The effort will be directed by the RNC’s political department, under the supervision of political director Chris McNulty and a full-time state party director — a new committee position created as part of the get-out-the-vote overhaul. The modernized national field operation will focus on improving voter registration, identification and turnout through a “bottom-up” approach that reinvigorates the party organization at the precinct, congressional district and state levels.

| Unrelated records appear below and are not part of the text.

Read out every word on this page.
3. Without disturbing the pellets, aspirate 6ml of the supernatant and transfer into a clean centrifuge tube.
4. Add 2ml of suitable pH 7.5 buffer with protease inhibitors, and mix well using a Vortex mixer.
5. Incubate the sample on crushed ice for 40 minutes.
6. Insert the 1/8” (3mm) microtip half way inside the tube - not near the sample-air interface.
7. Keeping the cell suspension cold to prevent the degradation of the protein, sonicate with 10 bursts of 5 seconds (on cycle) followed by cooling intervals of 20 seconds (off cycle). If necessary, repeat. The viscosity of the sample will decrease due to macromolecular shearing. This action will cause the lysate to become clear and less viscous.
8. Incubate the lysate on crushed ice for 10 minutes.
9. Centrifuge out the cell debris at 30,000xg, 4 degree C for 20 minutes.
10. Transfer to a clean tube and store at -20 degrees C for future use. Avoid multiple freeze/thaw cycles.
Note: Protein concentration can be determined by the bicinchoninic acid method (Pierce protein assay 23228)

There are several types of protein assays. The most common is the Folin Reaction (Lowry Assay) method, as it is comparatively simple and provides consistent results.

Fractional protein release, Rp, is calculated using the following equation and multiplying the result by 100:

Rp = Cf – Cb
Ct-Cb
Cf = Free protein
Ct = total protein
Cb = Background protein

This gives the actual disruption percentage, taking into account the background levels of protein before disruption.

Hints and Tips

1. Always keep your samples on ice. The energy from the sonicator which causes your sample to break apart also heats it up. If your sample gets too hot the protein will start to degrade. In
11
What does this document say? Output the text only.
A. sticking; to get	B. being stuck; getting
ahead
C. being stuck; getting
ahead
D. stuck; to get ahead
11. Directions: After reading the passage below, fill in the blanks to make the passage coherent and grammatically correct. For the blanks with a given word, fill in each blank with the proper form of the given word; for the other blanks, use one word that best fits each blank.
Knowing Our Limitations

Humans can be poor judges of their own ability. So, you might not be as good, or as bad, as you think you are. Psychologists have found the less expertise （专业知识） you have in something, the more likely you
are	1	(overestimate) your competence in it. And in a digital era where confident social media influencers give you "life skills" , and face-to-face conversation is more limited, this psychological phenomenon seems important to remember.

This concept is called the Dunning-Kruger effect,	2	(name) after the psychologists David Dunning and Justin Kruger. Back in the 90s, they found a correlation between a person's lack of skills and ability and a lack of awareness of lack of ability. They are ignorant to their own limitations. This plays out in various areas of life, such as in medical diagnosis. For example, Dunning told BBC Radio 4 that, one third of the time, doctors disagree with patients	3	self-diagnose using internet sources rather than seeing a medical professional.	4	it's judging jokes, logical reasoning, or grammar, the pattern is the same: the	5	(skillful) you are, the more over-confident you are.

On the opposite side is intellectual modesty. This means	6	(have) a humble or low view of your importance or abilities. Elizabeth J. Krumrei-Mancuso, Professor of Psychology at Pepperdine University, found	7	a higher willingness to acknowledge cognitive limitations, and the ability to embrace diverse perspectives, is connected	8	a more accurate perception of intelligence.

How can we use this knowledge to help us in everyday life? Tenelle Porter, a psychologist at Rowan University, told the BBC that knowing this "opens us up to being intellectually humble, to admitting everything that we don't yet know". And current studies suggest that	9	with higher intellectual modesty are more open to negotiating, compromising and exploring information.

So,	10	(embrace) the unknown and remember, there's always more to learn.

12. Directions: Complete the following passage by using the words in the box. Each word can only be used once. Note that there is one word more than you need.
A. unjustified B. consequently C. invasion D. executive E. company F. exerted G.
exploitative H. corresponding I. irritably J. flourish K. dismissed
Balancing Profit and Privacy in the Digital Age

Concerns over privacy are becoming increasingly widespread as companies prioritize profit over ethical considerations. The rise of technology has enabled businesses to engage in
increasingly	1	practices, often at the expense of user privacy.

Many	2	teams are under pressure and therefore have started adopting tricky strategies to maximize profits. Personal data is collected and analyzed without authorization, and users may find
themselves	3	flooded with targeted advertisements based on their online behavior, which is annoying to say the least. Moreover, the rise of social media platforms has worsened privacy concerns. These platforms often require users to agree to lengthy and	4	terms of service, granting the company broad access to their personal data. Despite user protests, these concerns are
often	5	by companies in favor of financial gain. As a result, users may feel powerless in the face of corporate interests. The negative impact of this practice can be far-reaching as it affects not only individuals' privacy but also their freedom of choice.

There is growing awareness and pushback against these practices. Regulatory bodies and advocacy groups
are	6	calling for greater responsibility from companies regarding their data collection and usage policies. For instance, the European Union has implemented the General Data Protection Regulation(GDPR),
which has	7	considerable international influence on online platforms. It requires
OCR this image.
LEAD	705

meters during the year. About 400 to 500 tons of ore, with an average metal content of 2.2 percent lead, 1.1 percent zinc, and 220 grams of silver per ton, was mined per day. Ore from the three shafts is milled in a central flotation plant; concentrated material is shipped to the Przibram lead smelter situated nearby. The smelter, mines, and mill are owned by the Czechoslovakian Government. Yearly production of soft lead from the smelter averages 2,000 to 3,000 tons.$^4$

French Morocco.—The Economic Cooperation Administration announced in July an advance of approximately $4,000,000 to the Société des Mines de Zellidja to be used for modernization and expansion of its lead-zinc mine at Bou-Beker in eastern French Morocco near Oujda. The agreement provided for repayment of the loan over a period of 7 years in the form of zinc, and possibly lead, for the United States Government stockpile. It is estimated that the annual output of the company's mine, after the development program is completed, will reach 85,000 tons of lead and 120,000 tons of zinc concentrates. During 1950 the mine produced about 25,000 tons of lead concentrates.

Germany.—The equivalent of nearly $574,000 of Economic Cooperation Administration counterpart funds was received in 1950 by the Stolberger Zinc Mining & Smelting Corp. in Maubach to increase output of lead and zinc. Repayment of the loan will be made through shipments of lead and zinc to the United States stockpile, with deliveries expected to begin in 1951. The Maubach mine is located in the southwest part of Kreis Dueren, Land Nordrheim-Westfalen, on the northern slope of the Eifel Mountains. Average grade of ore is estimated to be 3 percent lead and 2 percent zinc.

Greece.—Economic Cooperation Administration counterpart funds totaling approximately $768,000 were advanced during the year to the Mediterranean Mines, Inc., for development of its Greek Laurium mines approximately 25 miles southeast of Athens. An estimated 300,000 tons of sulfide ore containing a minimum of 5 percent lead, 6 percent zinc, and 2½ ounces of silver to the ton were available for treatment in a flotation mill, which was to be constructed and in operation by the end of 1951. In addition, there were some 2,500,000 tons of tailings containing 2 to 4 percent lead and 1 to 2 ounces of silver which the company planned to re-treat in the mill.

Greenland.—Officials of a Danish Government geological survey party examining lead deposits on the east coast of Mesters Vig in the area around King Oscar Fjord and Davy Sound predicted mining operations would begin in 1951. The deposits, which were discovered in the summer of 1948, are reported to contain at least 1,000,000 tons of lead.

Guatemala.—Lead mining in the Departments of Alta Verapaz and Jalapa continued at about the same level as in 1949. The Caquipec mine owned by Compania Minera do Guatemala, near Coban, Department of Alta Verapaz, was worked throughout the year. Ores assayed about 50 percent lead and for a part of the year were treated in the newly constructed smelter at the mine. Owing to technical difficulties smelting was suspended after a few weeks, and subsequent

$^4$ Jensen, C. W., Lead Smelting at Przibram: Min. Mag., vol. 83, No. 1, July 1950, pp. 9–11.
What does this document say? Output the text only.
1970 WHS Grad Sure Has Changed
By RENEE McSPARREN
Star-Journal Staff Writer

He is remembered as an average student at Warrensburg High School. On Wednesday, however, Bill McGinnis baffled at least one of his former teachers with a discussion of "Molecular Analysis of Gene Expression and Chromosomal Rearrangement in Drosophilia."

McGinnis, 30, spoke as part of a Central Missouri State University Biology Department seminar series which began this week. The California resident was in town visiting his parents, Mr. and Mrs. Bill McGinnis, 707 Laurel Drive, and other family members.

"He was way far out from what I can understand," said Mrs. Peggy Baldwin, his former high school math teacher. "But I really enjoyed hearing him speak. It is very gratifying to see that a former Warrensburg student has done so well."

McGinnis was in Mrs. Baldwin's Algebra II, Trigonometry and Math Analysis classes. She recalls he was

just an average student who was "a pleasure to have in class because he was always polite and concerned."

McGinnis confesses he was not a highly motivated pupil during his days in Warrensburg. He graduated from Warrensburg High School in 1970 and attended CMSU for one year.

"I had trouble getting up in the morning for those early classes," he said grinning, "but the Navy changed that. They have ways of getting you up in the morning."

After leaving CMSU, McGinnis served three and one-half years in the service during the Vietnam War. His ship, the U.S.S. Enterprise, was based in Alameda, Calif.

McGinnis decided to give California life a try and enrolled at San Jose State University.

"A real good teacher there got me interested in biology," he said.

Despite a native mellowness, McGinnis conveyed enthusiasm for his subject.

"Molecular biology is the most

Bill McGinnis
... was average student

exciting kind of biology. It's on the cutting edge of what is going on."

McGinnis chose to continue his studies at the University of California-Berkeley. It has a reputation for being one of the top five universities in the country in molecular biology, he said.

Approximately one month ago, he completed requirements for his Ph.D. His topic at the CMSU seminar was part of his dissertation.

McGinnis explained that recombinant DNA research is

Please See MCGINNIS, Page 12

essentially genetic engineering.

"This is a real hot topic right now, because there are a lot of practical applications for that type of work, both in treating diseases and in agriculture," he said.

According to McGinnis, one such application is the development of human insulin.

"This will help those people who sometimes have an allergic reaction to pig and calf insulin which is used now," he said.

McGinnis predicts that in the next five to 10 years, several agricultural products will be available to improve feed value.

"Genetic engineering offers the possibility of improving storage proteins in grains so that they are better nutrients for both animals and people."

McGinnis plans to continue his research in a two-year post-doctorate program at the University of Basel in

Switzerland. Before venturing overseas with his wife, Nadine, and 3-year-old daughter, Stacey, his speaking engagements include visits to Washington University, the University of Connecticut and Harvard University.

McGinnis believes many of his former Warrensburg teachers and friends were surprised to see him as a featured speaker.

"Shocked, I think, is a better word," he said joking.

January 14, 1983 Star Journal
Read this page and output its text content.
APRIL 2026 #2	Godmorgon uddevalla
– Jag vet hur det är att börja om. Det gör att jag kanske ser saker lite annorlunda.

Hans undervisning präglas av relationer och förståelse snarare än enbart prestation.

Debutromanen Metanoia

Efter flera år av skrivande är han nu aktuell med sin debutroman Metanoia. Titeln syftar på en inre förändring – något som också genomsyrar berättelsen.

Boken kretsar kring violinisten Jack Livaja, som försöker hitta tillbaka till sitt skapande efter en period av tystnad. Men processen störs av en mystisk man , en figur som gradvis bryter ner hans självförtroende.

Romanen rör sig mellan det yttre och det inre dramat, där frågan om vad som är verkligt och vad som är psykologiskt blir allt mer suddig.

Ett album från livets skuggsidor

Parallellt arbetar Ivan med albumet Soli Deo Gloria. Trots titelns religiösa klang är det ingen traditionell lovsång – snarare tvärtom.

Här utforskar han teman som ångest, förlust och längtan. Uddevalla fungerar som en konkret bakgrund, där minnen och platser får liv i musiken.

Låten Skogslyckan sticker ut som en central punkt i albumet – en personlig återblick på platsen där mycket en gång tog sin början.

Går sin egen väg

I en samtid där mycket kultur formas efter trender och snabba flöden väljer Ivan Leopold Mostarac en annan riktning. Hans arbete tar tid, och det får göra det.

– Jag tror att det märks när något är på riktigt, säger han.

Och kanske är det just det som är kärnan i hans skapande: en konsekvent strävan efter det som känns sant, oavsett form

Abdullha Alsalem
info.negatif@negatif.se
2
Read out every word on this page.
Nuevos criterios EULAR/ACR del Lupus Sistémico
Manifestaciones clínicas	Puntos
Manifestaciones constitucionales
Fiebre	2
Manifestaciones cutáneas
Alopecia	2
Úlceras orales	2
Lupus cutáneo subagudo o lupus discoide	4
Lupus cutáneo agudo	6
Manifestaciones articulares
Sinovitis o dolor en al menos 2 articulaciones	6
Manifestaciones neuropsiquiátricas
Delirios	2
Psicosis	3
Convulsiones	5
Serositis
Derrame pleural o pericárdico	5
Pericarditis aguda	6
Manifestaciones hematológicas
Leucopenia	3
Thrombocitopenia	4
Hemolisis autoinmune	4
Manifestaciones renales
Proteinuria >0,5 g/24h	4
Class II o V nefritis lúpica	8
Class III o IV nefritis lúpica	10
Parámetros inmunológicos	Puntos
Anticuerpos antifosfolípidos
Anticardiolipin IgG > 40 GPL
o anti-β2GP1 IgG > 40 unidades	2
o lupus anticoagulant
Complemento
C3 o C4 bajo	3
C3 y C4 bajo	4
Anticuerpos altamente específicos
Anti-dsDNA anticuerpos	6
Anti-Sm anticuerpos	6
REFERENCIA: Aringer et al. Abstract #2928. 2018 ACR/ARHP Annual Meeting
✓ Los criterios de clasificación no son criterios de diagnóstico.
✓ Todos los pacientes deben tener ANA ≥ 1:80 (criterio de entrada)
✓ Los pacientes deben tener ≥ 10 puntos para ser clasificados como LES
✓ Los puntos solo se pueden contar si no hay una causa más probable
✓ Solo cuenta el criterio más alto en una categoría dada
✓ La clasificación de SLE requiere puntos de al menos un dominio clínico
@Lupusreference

Under this strategy, the RNC plans to immediately reform its training program for grass-roots activists to encompass the committee’s new attention on data gathering, technology and analytics with a complete revamp of its political education department slated to conclude by May 1. Similar to President Barack Obama’s successful formula, the RNC wants to transform its GOTV into an ongoing national program that relies on “peer-to-peer” contact where people live, work, worship, learn and buy their coffee.

“This is a big initiative in which we will be simultaneously revamping our grass-roots organizing infrastructure and voter contact programs from top to bottom while integrating a minority engagement structure to work in unison toward the goal of electing more Republicans,” McNulty told CQ Roll Call. “The key to the entire grass-roots infrastructure will be working with state and county parties toward a new and exciting bottom-up precinct team structure. All of this will be driven by the new and improved data infrastructure and analytics at the RNC.”

Overhauling the RNC’s field operation was one of several recommendations included in an autopsy report of the 2012 elections that RNC Chairman Reince Priebus is scheduled to unveil Monday.